Diptyque Philosykos:  On a hot day it smells like moist earth under a shady fig tree

 

Tauer L’Air du Desert Marocain:  Bone-dry incense in the desert, hanging in the still air

 

Dior Escale A Portofino:  A garden staircase arched over with honeysuckle and mock orange and sparkling dapples of sunlight

Now the exciting part – one of the best perfume blogs out there is Now Smell This, and it has a weekly feature called the Monday Mail.  Readers will write in asking for perfume recommendations based on what they’ve already tried and liked or disliked, and they usually get 40 to 60 responses from their fellow perfume hobbyists.  I’ve been dissatisifed with my current selection of summer-heat perfume options and a few months ago I decided to write in to get on the Monday Mail waiting list.  

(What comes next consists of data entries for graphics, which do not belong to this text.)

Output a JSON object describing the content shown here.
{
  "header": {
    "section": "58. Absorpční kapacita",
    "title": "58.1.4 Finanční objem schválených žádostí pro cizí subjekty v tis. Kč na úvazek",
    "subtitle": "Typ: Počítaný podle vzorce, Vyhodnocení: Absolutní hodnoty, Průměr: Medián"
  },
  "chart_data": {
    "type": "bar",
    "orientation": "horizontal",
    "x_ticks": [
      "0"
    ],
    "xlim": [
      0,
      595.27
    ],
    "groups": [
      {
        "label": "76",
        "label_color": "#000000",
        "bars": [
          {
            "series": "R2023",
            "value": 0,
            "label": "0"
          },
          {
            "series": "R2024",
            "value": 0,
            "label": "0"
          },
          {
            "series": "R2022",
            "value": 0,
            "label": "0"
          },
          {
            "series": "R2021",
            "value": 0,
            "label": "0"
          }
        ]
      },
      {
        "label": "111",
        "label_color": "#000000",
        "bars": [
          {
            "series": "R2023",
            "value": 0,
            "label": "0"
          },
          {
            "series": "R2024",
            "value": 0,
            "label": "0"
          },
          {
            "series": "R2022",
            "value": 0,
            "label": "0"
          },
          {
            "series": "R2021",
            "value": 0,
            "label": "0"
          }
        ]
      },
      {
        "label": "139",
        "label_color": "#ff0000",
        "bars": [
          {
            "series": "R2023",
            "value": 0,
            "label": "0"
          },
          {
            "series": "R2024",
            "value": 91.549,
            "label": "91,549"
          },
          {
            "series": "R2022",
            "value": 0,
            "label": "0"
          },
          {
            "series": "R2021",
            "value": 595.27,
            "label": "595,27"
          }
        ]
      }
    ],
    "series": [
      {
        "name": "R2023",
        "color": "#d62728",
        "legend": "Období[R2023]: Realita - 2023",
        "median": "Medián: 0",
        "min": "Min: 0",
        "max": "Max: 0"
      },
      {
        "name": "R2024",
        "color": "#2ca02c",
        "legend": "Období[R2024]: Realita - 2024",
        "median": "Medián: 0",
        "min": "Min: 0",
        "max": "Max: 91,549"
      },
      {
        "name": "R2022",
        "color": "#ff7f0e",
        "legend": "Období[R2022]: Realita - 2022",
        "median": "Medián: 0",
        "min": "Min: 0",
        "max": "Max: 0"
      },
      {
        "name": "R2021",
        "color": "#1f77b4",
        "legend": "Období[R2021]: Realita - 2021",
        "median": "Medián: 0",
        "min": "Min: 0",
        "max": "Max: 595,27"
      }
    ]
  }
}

You can find the whole post here.  I said I wanted something that would make me feel light and energetic, summery,  feminine but not too sweet.   I have to admit that my list of likes and dislikes got kind of long and picky, so to encourage the responders I made sure to be active in the comment section as I have noticed in previous Monday Mails that this makes people more willing to think their best for you :)  Including my replies, there were over 70 comments!

I’m very, very excited to try some of the new things suggested by people who are more familiar with the world of perfume than I am and I’ll definitely let you know what I decide to try and how it goes. 

The sad thing is, my turn on the Monday Mail came up more quickly than I’d expected – I figured I’d be up to bat in May or so, when the summer weather would be here to complement my request for summer perfumes.  Instead, my turn came in March literally a week after I received a big order of summery perfume samples that I had already had on my list to try, and the weather has been too cold to even try those until just recently.  So my Monday Mail gloryful list of stuff to try probably won’t even happen till the far end of summer this year.  But I console myself with the thought of how much good stuff I have to look forward to.